The day her scarf slipped away, blue/black fingerprints necklacing her flesh.
I write in pencil; words freight pain.
I don’t know when it started. Early on, I think. The morning he got up and there was nothing for breakfast, no food in the house except tomato soup? He ate half and tipped the rest down the sink before leaving for work. She’d laughed about it later. What difference does it make, he’d said, what types of food you eat at what times of day?
Everything slipped. And how can a man vanish in an instant? My father gone to kill him.
He said the silence of the world had been absolute. It was assenting, perhaps.
And I learned how much I was loved. Violence like lightning, splitting the tree, its heartwood exposed in stark light. He would be ashamed to know this, a gentle man, an unwilling teacher of opposites.
The fields are burning. Burning lines of straight low fire. Is it allowed now, this razing of the pollarded harvest? Autumn unfurling in slow smoke.
The men watching the darkening sky, watching the lines of low fire off into the distance, the earth alight as far as I can see, their eyes travelling the sky, the horizon. They hand me a lighted taper. But it’s elusive, the childhood dream of arson; my line won’t catch. They laugh their low laughs, laugh and take back the taper and set the lines going, on and on, low flames crossing the earth, paths across the earth.
And the light quieter now, the sky red and black to the touch as we step over and over, the sky red and black behind us, hand in hand, smelling of smoke and something like joy, and of all things, the farmer has given us a cucumber in a brown paper bag. And the low voices of the men as I look back pulled forward, their words painting the evening air, the glow of their cigarettes zig-zagging, arching, dissolving, their invisible eyes following us as we become shadows dissolving. They disappear, we disappear.
She looks askance. The skin is dark and will be bitter. She does not take it from me. The earth now lying under ash and this, after all, a day of small things.
A bird buried alive in dark earth, beak open to sing silence. Wings pinioned, eyes blank wide. Claws a superfluous anchor, digging in deep. Our home built on hers. Could crumble in, sometimes does. We move carefully, fear our vibration. Eyes blank wide on us.
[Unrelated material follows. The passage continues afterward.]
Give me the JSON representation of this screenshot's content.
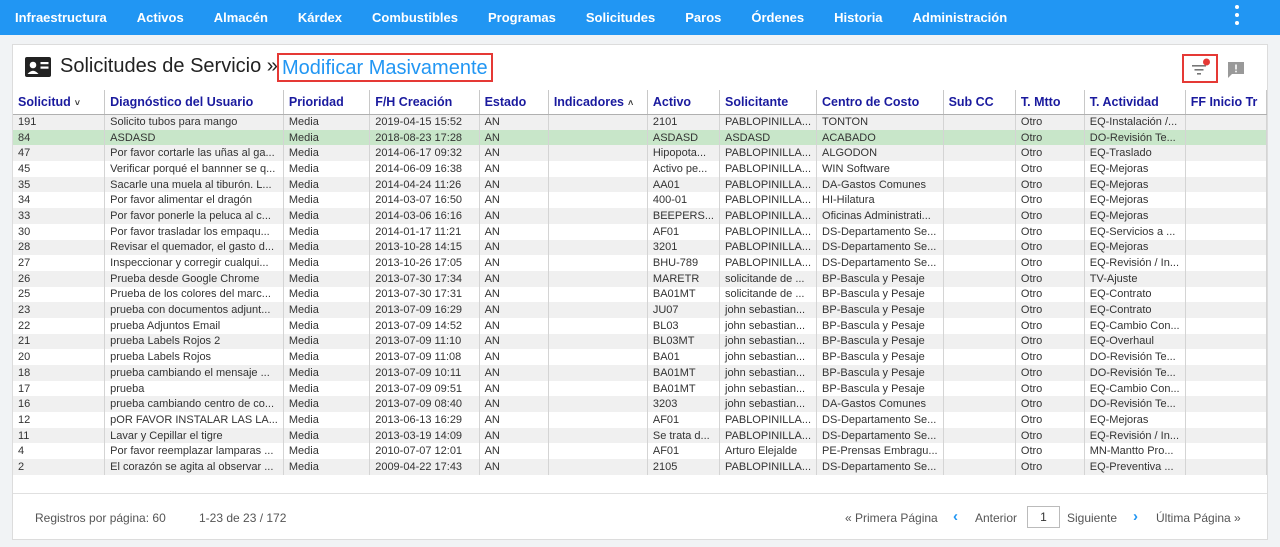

We dug her in with small red and yellow spades and wait to be forgiven. Sometimes it is months before the earth is breached. We hold our breath, waiting, waiting. We wait.
Returned, she lives pulled back. Returned, she is called back. And not until we are grown do we know how she fears the dark’s descent, the dark descent, her descent into dark immobility. And that it was not us. We were, after all, just children who lived in her beautiful shadow.